Value of gradients with DiffEqFlux and solve

As recently announced, solve command is now compatible with Flux and should be used. I am confused about the value of the gradients which I obtain in these two very simple examples.

using Flux, DiffEqFlux, DifferentialEquations

#parameter
p=[5.0f0]
#ini state
u0=[2.0f0]

function f(u,p,t) 
   p[1]*u
end

dt=0.005f0
tspan = (0.0,dt)

function dynamics1(p)
   prob1 = ODEProblem(f,u0,tspan,p)
   solve(prob1,Heun(), dt=dt,saveat=[dt],adaptive=false)[1,:]
end

prob2 = ODEProblem(f,u0,tspan,p)
function dynamics2(p)
   solve(prob2,Heun(),dt=dt,saveat=[dt],adaptive=false)[1,:]
end

#some loss function
loss1(p) = sum(abs.(dynamics1(p)-u0))
loss2(p) = sum(abs.(dynamics2(p)-u0))

θ = Flux.params(p)
gs1 = gradient(θ) do
   loss1(p)
end

gs2 = gradient(θ) do
   loss2(p)
end
#gs1 exactly twice larger as the other version
println("grads 1:", gs1[p] ) #Float32[0.020503124]
println("grads 2:", gs2[p] ) #Float32[0.010251562]

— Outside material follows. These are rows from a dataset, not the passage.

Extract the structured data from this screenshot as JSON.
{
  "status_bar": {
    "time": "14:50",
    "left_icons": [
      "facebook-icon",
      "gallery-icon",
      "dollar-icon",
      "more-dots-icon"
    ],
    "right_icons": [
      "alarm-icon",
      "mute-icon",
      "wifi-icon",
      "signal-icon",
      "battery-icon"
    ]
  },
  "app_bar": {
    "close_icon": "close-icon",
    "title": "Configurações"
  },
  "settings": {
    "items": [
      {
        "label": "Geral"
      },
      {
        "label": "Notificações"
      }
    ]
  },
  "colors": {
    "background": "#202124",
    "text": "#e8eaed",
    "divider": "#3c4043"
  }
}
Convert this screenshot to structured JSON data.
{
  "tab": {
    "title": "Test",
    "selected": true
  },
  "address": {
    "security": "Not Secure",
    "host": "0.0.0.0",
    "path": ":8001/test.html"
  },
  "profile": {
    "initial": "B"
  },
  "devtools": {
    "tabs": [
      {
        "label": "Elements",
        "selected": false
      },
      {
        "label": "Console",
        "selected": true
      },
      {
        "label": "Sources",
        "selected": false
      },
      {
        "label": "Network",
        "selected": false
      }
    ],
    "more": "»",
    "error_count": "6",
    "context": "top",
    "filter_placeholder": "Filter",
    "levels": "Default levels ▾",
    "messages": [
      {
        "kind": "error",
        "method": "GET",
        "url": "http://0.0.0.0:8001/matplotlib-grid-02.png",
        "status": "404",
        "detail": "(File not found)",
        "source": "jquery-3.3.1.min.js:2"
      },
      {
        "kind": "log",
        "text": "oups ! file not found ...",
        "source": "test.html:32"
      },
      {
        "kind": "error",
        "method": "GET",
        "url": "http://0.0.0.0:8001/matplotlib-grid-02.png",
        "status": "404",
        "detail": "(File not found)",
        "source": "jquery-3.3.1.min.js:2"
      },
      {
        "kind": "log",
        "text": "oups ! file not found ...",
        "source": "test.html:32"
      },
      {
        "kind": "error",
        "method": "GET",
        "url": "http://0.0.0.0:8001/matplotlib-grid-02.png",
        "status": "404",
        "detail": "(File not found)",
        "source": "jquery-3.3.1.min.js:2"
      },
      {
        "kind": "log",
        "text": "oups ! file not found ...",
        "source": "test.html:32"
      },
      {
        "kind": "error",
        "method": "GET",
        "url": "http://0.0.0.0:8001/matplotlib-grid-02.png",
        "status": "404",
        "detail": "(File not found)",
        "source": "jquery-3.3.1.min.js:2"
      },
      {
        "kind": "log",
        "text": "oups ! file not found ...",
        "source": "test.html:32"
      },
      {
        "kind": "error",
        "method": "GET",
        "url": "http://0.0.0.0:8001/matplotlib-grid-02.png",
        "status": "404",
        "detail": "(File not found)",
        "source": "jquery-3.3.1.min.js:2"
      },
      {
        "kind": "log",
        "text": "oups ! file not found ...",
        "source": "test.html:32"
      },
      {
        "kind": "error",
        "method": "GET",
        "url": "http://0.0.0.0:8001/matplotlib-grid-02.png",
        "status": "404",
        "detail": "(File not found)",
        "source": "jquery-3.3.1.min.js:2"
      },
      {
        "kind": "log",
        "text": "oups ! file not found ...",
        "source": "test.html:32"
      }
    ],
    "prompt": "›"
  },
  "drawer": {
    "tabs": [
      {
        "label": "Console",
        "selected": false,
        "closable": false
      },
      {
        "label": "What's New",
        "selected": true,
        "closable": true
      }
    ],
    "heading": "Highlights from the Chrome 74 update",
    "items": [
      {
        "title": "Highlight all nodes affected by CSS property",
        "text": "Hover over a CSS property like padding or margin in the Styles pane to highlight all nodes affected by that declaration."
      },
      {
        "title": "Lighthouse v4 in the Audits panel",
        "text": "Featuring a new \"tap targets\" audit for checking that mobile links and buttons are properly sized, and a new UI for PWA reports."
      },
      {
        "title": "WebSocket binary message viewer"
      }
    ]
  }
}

The only difference is that prob1 is defined inside the gradient loop and prob2 outside. In the first case (gs1) I get exactly twice larger gradient than for gs2. Where does this factor 2 come from? When I use the old concrete_solve the results come out identical. Can it be linked to the fact that solve does not explicitly take the parameters p as an argument?

Yeah, something is odd here. If you explicitly connect p to the problem you get 2x the gradient. Looks like a Zygote issue:

using Flux, DiffEqFlux, DifferentialEquations

#parameter
p=[5.0f0]
#ini state
u0=[2.0f0]

function f(u,p,t)
   p[1]*u
end

dt=0.005f0
tspan = (0.0,dt)

function dynamics1(p)
   prob1 = ODEProblem(f,u0,tspan,p)
   solve(prob1,Heun(), dt=dt,saveat=[dt],adaptive=false)[1,:]
end

prob2 = ODEProblem(f,u0,tspan,p)
function dynamics2(p)
   solve(prob2,Heun(),dt=dt,saveat=[dt],adaptive=false)[1,:]
end

function dynamics3(p)
   solve(prob2,Heun(),p=p,dt=dt,saveat=[dt],adaptive=false)[1,:]
end

function dynamics4()
   solve(prob2,Heun(),dt=dt,saveat=[dt],adaptive=false)[1,:]
end

#some loss function
loss1(p) = sum(abs.(dynamics1(p)-u0))
loss2(p) = sum(abs.(dynamics2(p)-u0))
loss3(p) = sum(abs.(dynamics3(p)-u0))
loss4() = sum(abs.(dynamics4()-u0))

θ = Flux.params(p)
gs1 = gradient(θ) do
   loss1(p)
end

gs2 = gradient(θ) do
   loss2(p)
end

gs3 = gradient(θ) do
   loss3(p)
end

gs4 = gradient(θ) do
   loss4()
end

#gs1 exactly twice larger as the other version
println("grads 1:", gs1[p] ) #Float32[0.020503124]
println("grads 2:", gs2[p] ) #Float32[0.010251562]
println("grads 3:", gs3[p] ) #Float32[0.020503124]
println("grads 4:", gs4[p] ) #Float32[0.010251562]

Looks like the smaller one is correct. Tracking at Gradients double if connection to `p` is explicit? · Issue #271 · SciML/SciMLSensitivity.jl · GitHub

Thanks for having a look and opening an issue on GitHub! Yeah, the smaller value should be correct (it can be computed analytically).